Bears dominate the market! Nifty down by a per cent; Reliance and Kotak Mahindra drag Nifty
Market update at 2.45 pm: Bears take control over Nifty as it is down by 180 points or 1 per cent. Sensex is below the 58,000 mark while the overall situation is getting worse.
India VIX is up by 2 per cent. Advancing stocks have reduced to 1,000 and declining stocks are 830. Reliance and Kotak Mahindra Bank have lost more than 2.5 per cent. All the sectoral indices except Nifty Media are in red.
It would now be important to see where Nifty closes the week.
Stay tuned for more such updates!
Market update at 1 pm: Nifty is trading lower by 75 points or 0.43 per cent as the bears seem to dominate the market. Sensex is trading around 58,150 while Nifty Midcap and Smallcap indices are up by 0.3 per cent & 1 per cent, respectively.
Among the sectoral indices, Nifty Metal, Nifty Realty, and Nifty Media are trading higher while the rest are in red. The advance-decline ratio currently stands at 1204:612 while India VIX has fallen about 1.5 per cent.
Market update at 10.15 am: Nifty opened 23 points higher despite SGX Nifty indicating a lower opening. Soon, it tested the levels of 17,500 but fell sharply thereafter. Currently, it is trading below 17,400. The sectoral indices such as metal, FMCG, pharma & IT, all are witnessing the selling pressure. India VIX is down by a per cent.
The precious metals are trading in the green while Crude oil is up by 2 per cent. About 1,165 shares have advanced whereas, 559 shares declined.
The equity market bounced from the low after a sharp decline during the last week. During the last four trading sessions, Nifty formed higher lows and finally managed to close at the five-day high.
On a weekly expiry day, Nifty went up by 234.75 points or 1.37 per cent and reclaimed the level of 17,400. All the sectors participated in Thursday's rally. The broader market indices and the positive market breadth show strength in the rally. After a Doji candle on Monday, Nifty was able to overcome the selling pressure of the last two days. It retraced above the 38.2 retracement level and is in a rally attempt mode. After over a 9 per cent fall, Nifty has recovered 3.73 per cent from the bottom and is up by 2.2 per cent from last week's close.

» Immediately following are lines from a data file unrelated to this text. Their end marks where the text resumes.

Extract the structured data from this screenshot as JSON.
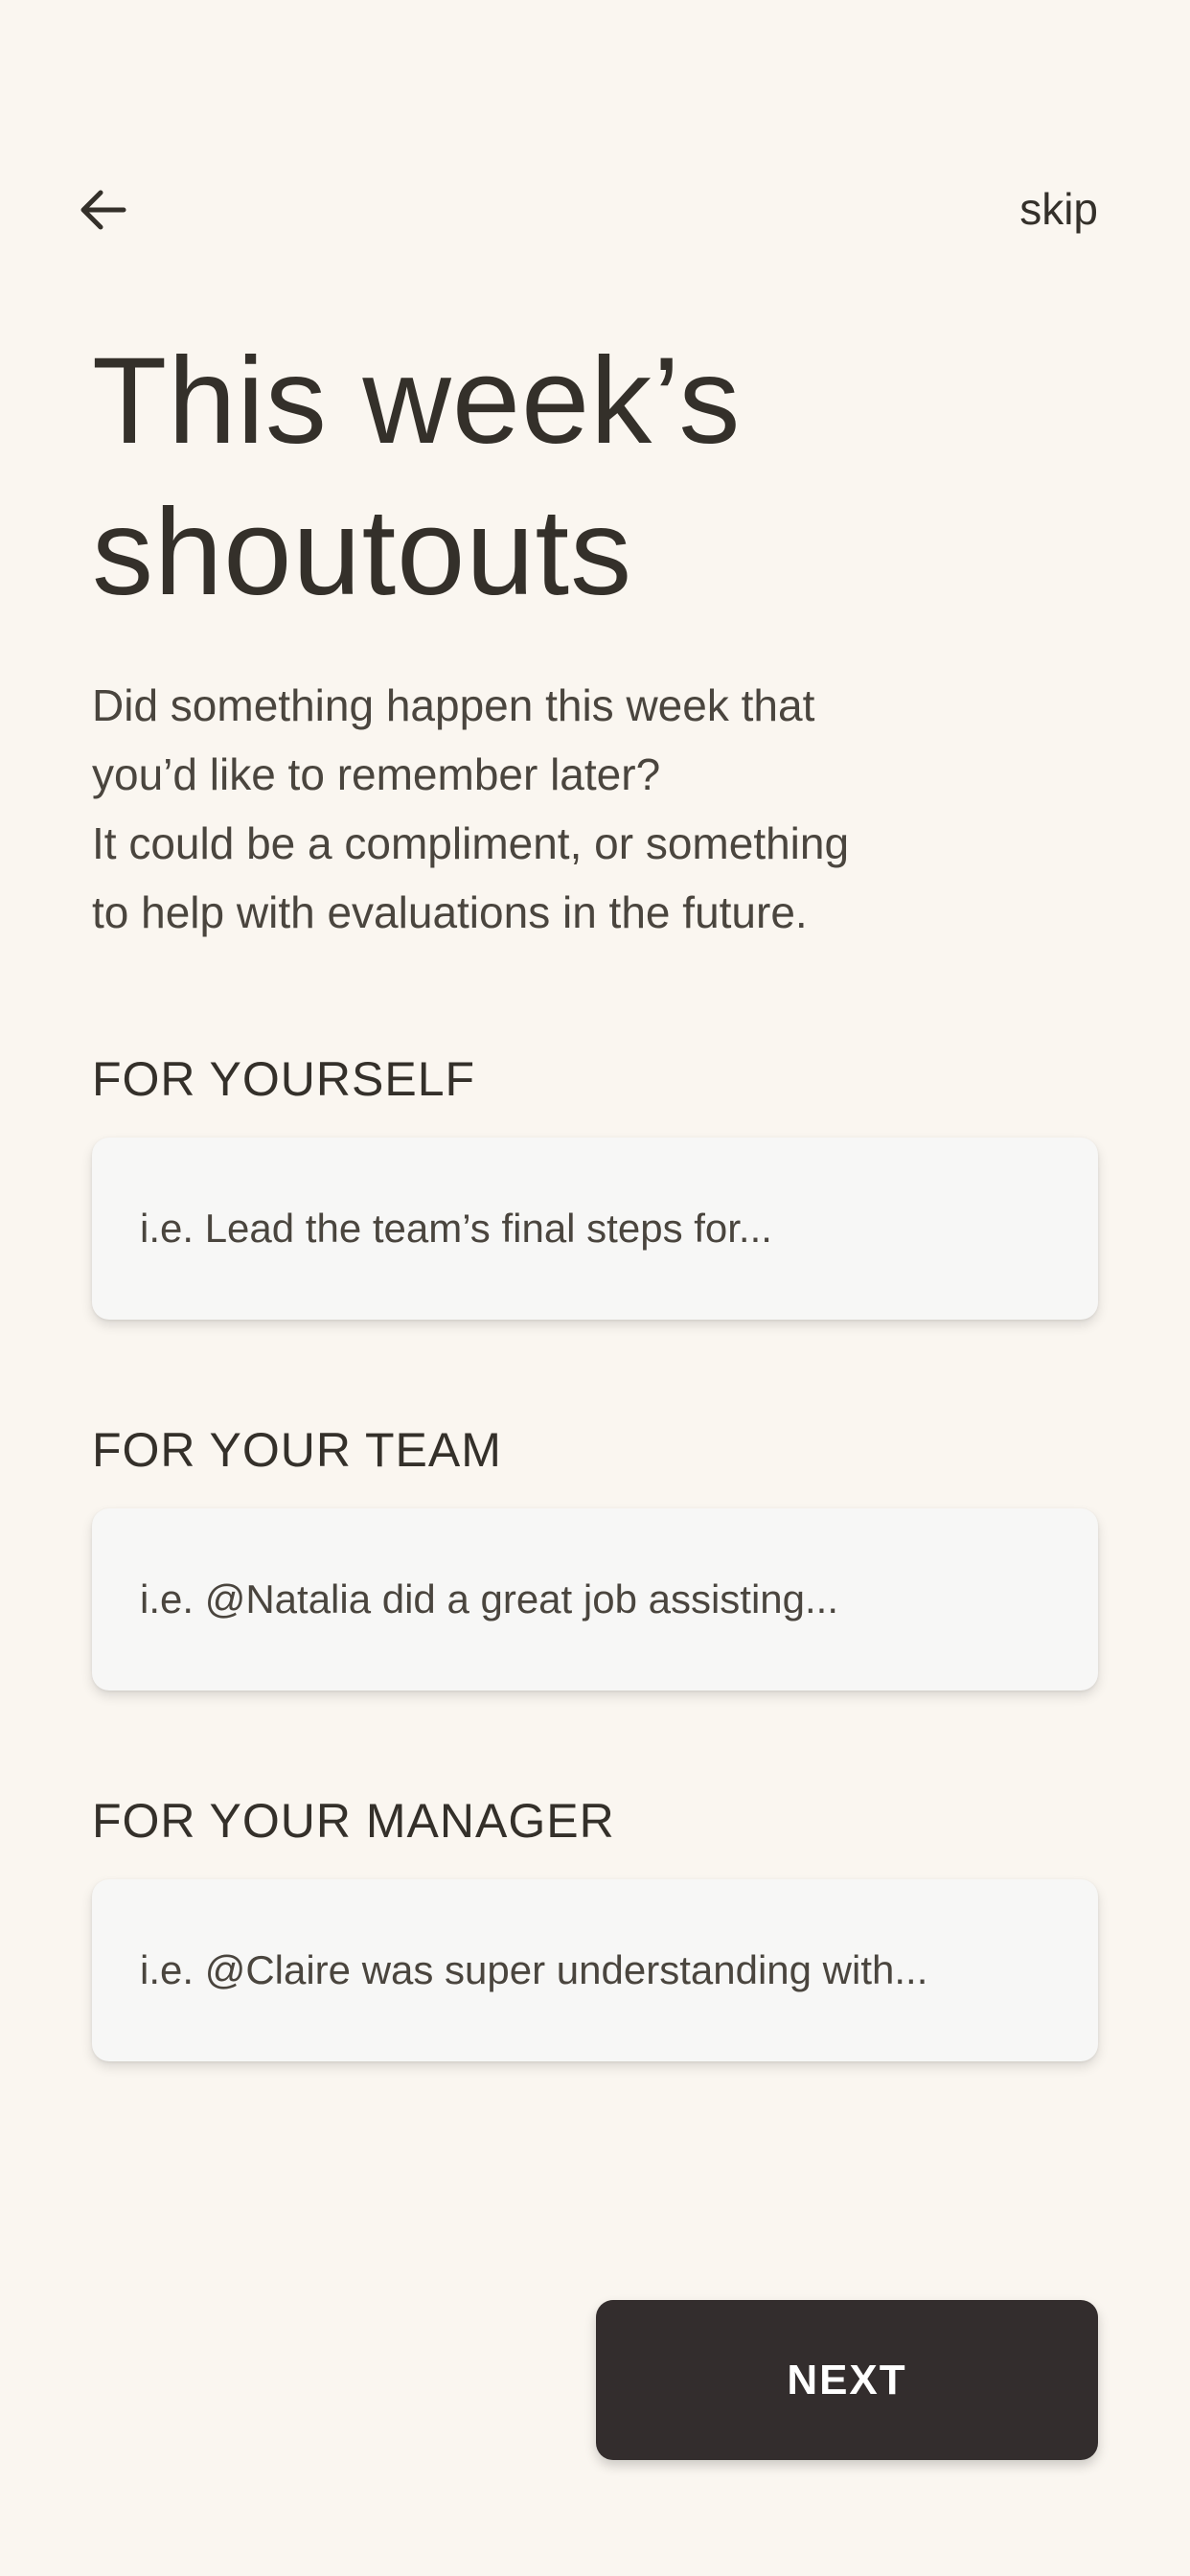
{
  "header": {
    "back_icon": "arrow-left-icon",
    "skip_label": "skip"
  },
  "title": {
    "line1": "This week’s",
    "line2": "shoutouts"
  },
  "intro": {
    "line1": "Did something happen this week that",
    "line2": "you’d like to remember later?",
    "line3": "It could be a compliment, or something",
    "line4": "to help with evaluations in the future."
  },
  "sections": {
    "yourself": {
      "label": "FOR YOURSELF",
      "placeholder": "i.e. Lead the team’s final steps for...",
      "value": ""
    },
    "team": {
      "label": "FOR YOUR TEAM",
      "placeholder": "i.e. @Natalia did a great job assisting...",
      "value": ""
    },
    "manager": {
      "label": "FOR YOUR MANAGER",
      "placeholder": "i.e. @Claire was super understanding with...",
      "value": ""
    }
  },
  "next_label": "NEXT",
  "colors": {
    "background": "#faf6f0",
    "text": "#34302a",
    "field_bg": "#f7f7f6",
    "button_bg": "#332d2d",
    "button_text": "#ffffff"
  }
}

Thursday's rally meets the follow-through day rules. The present retracement can continue for some more days. It can test the levels of 17,500 and 17,664 as long as it trades above the 17,260-324 zone of support. Nifty decisively closed above the 5 and 8-EMAs and formed a strong bullish candle by closing at the day's high. It also entered into the downward channel. On a 75-minute chart, Nifty has broken out of an ascending triangle with volume. The pattern target is almost 17,900. The 20-DMA is at Rs 17,656, which is near the 50 per cent retracement level. This may act as a short-term resistance level. For now, be with a positive bias; no more shorts as long as it trades above 17,324.